Peki, bütün bu savurganlık ne için, neyin karşılığında? Ne kazandırdı ki, 12 yıldır süren bu peşkeşler, ne getirdi ki bu cebi delik iktidara? Altı üstü 43 milyar dolar, Nisan 2014 itibariyle!... 76 milyon nüfuslu, dünyanın 16. ekonomisi bu kadarcık bir paraya mı muhtaçtı? Oysa bir ihracat seferberliği, bunun en az iki katını kazandırabilirdi devlete, katma değer olarak, vergi olarak… Tuhaf değil mi?
 Ben değil diyorum, çünkü işin içinde başka iş var. Maksat başka, maksat üzüm yemek değil, bağcıyı dövmek... Asıl maksat, onları kucaklarına almış olan efendilerinin, emperyalist efendilerinin buyruğunu yerine getirmek, küresel para babalarını memnun etmek, Dev küresel şirketlerin planlarına hizmet etmek... Neden peki? İktidara gelmek için, orada olabildiğince kalmak için tabii… Bir taraftan da Türk milletinin kaynaklarını birlikte söğüşlemek için. Türk milleti kaybetmiş, devlet zayıflamaya, çözülmeye yüz tutmuş, bu işbirlikçilerin umurunda değil.
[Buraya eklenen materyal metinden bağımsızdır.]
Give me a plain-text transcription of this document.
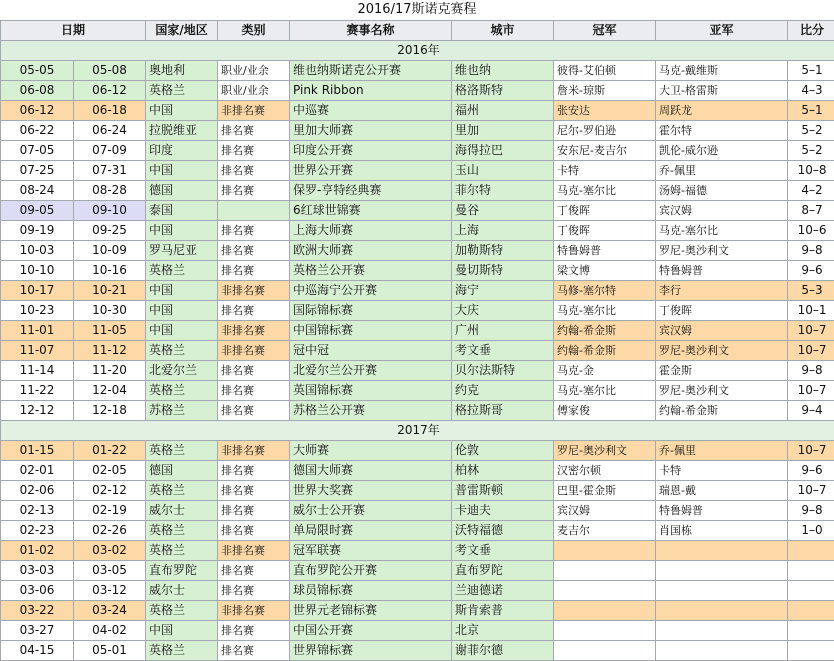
2016/17斯诺克赛程
日期		国家/地区	类别	赛事名称	城市	冠军	亚军	比分
2016年								
05-05	05-08	奥地利	职业/业余	维也纳斯诺克公开赛	维也纳	彼得-艾伯顿	马克-戴维斯	5–1
06-08	06-12	英格兰	职业/业余	Pink Ribbon	格洛斯特	詹米-琼斯	大卫-格雷斯	4–3
06-12	06-18	中国	非排名赛	中巡赛	福州	张安达	周跃龙	5–1
06-22	06-24	拉脱维亚	排名赛	里加大师赛	里加	尼尔-罗伯逊	霍尔特	5–2
07-05	07-09	印度	排名赛	印度公开赛	海得拉巴	安东尼-麦吉尔	凯伦-威尔逊	5–2
07-25	07-31	中国	排名赛	世界公开赛	玉山	卡特	乔-佩里	10–8
08-24	08-28	德国	排名赛	保罗-亨特经典赛	菲尔特	马克-塞尔比	汤姆-福德	4–2
09-05	09-10	泰国		6红球世锦赛	曼谷	丁俊晖	宾汉姆	8–7
09-19	09-25	中国	排名赛	上海大师赛	上海	丁俊晖	马克-塞尔比	10–6
10-03	10-09	罗马尼亚	排名赛	欧洲大师赛	加勒斯特	特鲁姆普	罗尼-奥沙利文	9–8
10-10	10-16	英格兰	排名赛	英格兰公开赛	曼切斯特	梁文博	特鲁姆普	9–6
10-17	10-21	中国	非排名赛	中巡海宁公开赛	海宁	马修-塞尔特	李行	5–3
10-23	10-30	中国	排名赛	国际锦标赛	大庆	马克-塞尔比	丁俊晖	10–1
11-01	11-05	中国	非排名赛	中国锦标赛	广州	约翰-希金斯	宾汉姆	10–7
11-07	11-12	英格兰	非排名赛	冠中冠	考文垂	约翰-希金斯	罗尼-奥沙利文	10–7
11-14	11-20	北爱尔兰	排名赛	北爱尔兰公开赛	贝尔法斯特	马克-金	霍金斯	9–8
11-22	12-04	英格兰	排名赛	英国锦标赛	约克	马克-塞尔比	罗尼-奥沙利文	10–7
12-12	12-18	苏格兰	排名赛	苏格兰公开赛	格拉斯哥	傅家俊	约翰-希金斯	9–4
2017年								
01-15	01-22	英格兰	非排名赛	大师赛	伦敦	罗尼-奥沙利文	乔-佩里	10–7
02-01	02-05	德国	排名赛	德国大师赛	柏林	汉密尔顿	卡特	9–6
02-06	02-12	英格兰	排名赛	世界大奖赛	普雷斯顿	巴里-霍金斯	瑞恩-戴	10–7
02-13	02-19	威尔士	排名赛	威尔士公开赛	卡迪夫	宾汉姆	特鲁姆普	9–8
02-23	02-26	英格兰	排名赛	单局限时赛	沃特福德	麦吉尔	肖国栋	1–0
01-02	03-02	英格兰	非排名赛	冠军联赛	考文垂			
03-03	03-05	直布罗陀	排名赛	直布罗陀公开赛	直布罗陀			
03-06	03-12	威尔士	排名赛	球员锦标赛	兰迪德诺			
03-22	03-24	英格兰	非排名赛	世界元老锦标赛	斯肯索普			
03-27	04-02	中国	排名赛	中国公开赛	北京			
04-15	05-01	英格兰	排名赛	世界锦标赛	谢菲尔德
Peki, doğru mu dediklerim? Aşağıda üç kanıt sunuyorum. Bunlar, en koyu özelleştirmeciyi bile, -eğer bir yurtseverlik damarı varsa- savımın doğruluğu hakkında en azından ciddiyetle düşünmeye sevk edecektir.
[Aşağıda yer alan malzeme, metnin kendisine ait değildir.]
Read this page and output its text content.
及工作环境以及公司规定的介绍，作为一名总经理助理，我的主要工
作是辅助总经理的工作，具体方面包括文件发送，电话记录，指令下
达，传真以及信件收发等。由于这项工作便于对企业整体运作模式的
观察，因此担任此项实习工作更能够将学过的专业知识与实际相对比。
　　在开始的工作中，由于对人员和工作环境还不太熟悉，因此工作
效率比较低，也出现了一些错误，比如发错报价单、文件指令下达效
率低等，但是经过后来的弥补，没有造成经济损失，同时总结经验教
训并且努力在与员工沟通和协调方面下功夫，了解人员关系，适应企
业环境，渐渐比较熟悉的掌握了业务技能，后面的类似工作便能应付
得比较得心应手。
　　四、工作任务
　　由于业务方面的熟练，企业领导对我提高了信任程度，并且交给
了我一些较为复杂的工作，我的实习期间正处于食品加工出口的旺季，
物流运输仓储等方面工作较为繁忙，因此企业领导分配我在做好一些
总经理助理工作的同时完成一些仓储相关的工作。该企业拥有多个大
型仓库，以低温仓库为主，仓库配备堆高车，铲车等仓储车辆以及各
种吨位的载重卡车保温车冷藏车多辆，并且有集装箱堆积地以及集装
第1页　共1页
 1) Uluslararası Para Fonu (IMF) ile Dünya Bankası (World Bank)… Bu kuruluşlar özelleştirmeyi ABD’nin, onun küresel şirketlerinin çıkarları doğrultusunda Türkiye gibi “sanayileşmesi engellenmiş” ülkelere dayatmakla görevlidir. Görevlerini; IMF, “istikrar paketleri” ile, Dünya Bankası, “yapısal uyum programları” ile yerine getirir. Bu yoldan özelleştirme Türkiye’de, ne yazık ki, IMF ve Dünya Bankası’na yaranmanın, bunların mali ve politik desteğini alabilmenin, dolayısıyla emperyalist ülkelerin, dev küresel şirketlerin çıkarlarına hizmet etmenin bir aracı haline gelmiştir.
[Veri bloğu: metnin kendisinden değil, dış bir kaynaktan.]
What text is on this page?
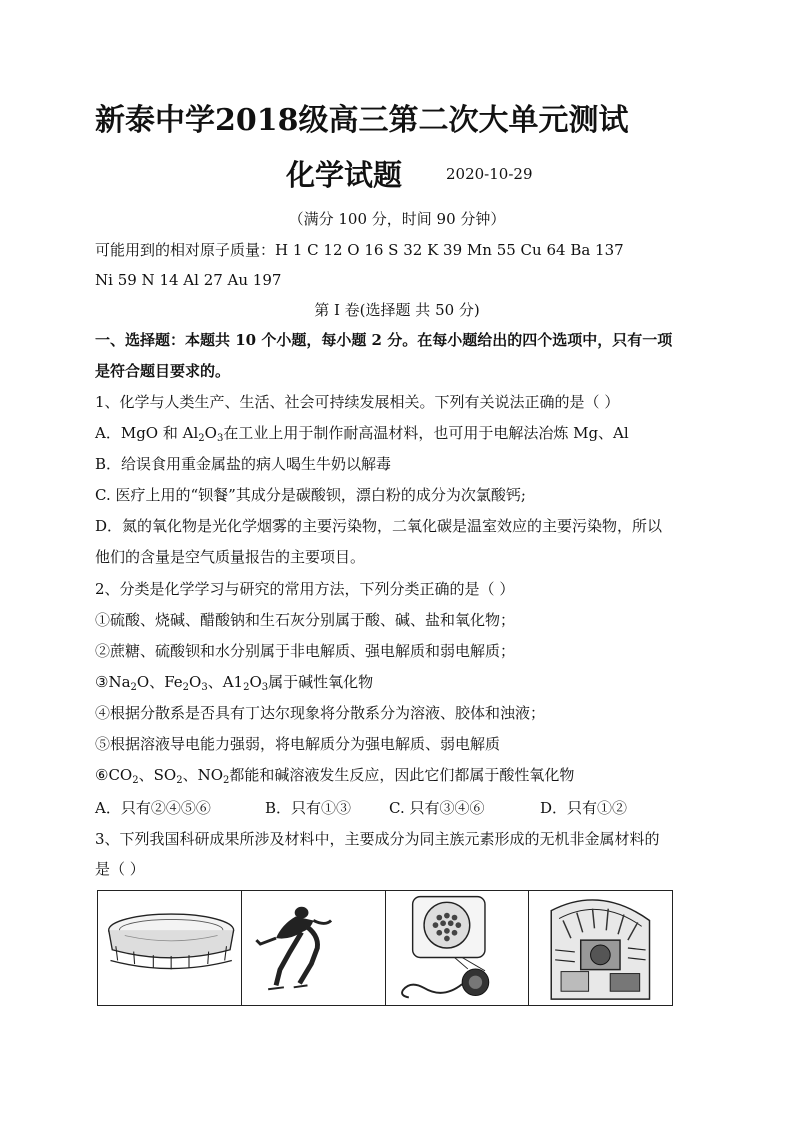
新泰中学2018级高三第二次大单元测试
化学试题	2020-10-29
（满分 100 分，时间 90 分钟）
可能用到的相对原子质量：H 1 C 12 O 16 S 32 K 39 Mn 55 Cu 64 Ba 137
Ni 59 N 14 Al 27 Au 197
第 I 卷(选择题 共 50 分)
一、选择题：本题共 10 个小题，每小题 2 分。在每小题给出的四个选项中，只有一项
是符合题目要求的。
1、化学与人类生产、生活、社会可持续发展相关。下列有关说法正确的是（ ）
A．MgO 和 $Al_2O_3$在工业上用于制作耐高温材料，也可用于电解法冶炼 Mg、Al
B．给误食用重金属盐的病人喝生牛奶以解毒
C. 医疗上用的“钡餐”其成分是碳酸钡，漂白粉的成分为次氯酸钙;
D．氮的氧化物是光化学烟雾的主要污染物，二氧化碳是温室效应的主要污染物，所以
他们的含量是空气质量报告的主要项目。
2、分类是化学学习与研究的常用方法，下列分类正确的是（ ）
①硫酸、烧碱、醋酸钠和生石灰分别属于酸、碱、盐和氧化物；
②蔗糖、硫酸钡和水分别属于非电解质、强电解质和弱电解质；
$③Na_2O$、$Fe_2O_3$、$A1_2O_3$属于碱性氧化物
④根据分散系是否具有丁达尔现象将分散系分为溶液、胶体和浊液；
⑤根据溶液导电能力强弱，将电解质分为强电解质、弱电解质
$⑥CO_2$、$SO_2$、$NO_2$都能和碱溶液发生反应，因此它们都属于酸性氧化物
A．只有②④⑤⑥	B．只有①③	C. 只有③④⑥	D．只有①②
3、下列我国科研成果所涉及材料中，主要成分为同主族元素形成的无机非金属材料的
是（ ）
 2) Özelleştirme Amerika Birleşik Devletleri’nin (ABD) ulusal doktrininin, yani Neoliberalizm’in can damarıdır. 1980’li yıllar boyunca Washington’daki Reagan ve Bush yönetimleri, ABD’nin kimi kurumlarını dünya ülkelerini özelleştirmeye zorlamakla görevlendirmiştir. Özelleştirme yoluyladır ki ulusal varlıkların çoğu, özellikle en değerli ve en iyi durumda olanları Batı’ya taşınmakta; ulus-ötesi şirketlerin, bunların yerel ortaklarının eline geçmektedir. Neoliberalizm’in temel savlarından biri de “Ulus-Devletlerin, özelleştirme yoluyla küçültülmesi ve etkisizleştirilmesi gereğidir.” Özelleştirme aynı zamanda bu amaçla kullanılan ekonomik bir silahtır.
 Özelleştirme salgınının dünyaya yayılmasında büyük rol oynayan kuruluşların başında, 1977’de İngiltere’de kurulan Adam Smith Enstitüsü (Adam Smith Institute) gelir. Başkanlarından Madsen Pirie, tam bir özelleştirme fanatiği ve militanıydı. Bütün hayatını özelleştirmenin dünya çapında propagandasına ve yayılmasına vakfetmişti. Şöyle demiştir: “özelleştirme dünyadaki kamu sektörleri arasındaki yürüyüşüne devam edecek, kamuya ait son tesis de satılmadıkça sona ermeyecektir. ”
3) Tarih Nisan 2005… Tekel ihalesi iptal edildi. İlgili bakanın açıklaması: “Kararlıyız, er geç satacağız.” Tarih Şubat 2008… Tekel 860 milyon İngiliz poundu karşılığında bir küresel şirkete satıldı.
Tekel’i satın alan “British American Tobacco’nun (BAT) Yönetim Kurulu Başkanı Jan de Plessis, şirketin 30 Nisan 2008’de Londra’da düzenlenen yıllık toplantısında şunları söyledi: “Sabır ve uzun vadeli hedeflerden bahsederken, arşivlerimizden çıkan 1932 yılında yapılan bir Yönetim Kurulu tartışmasını bilmek isteyeceğinizi düşündüm. Burada BAT’ın yaptığı bir teklifi, tartışma tutanaklarından tırnak içinde aktarıyorum: ‘Yıllık gideri 10 bin pound olan Türk Tütün tekelinin idaresini üstlenmeliyiz’. O tarihte bunun tatmin edici bir anlaşma olacağı düşünülüyordu. Bence yaptığımız modern anlaşma daha iyi ve her ne kadar bazı şeyler daha pahalı olsa bile kesinlikle 76 yıl beklemeye değer...”
BAT, Tekel’i satın almayı 1932’de planladı, 76 Yıl sonra hedefine ulaştı.
Şimdi soruyorum sana, değerli okur: özelleştirmeleri bize aslında kimler yaptırıyor?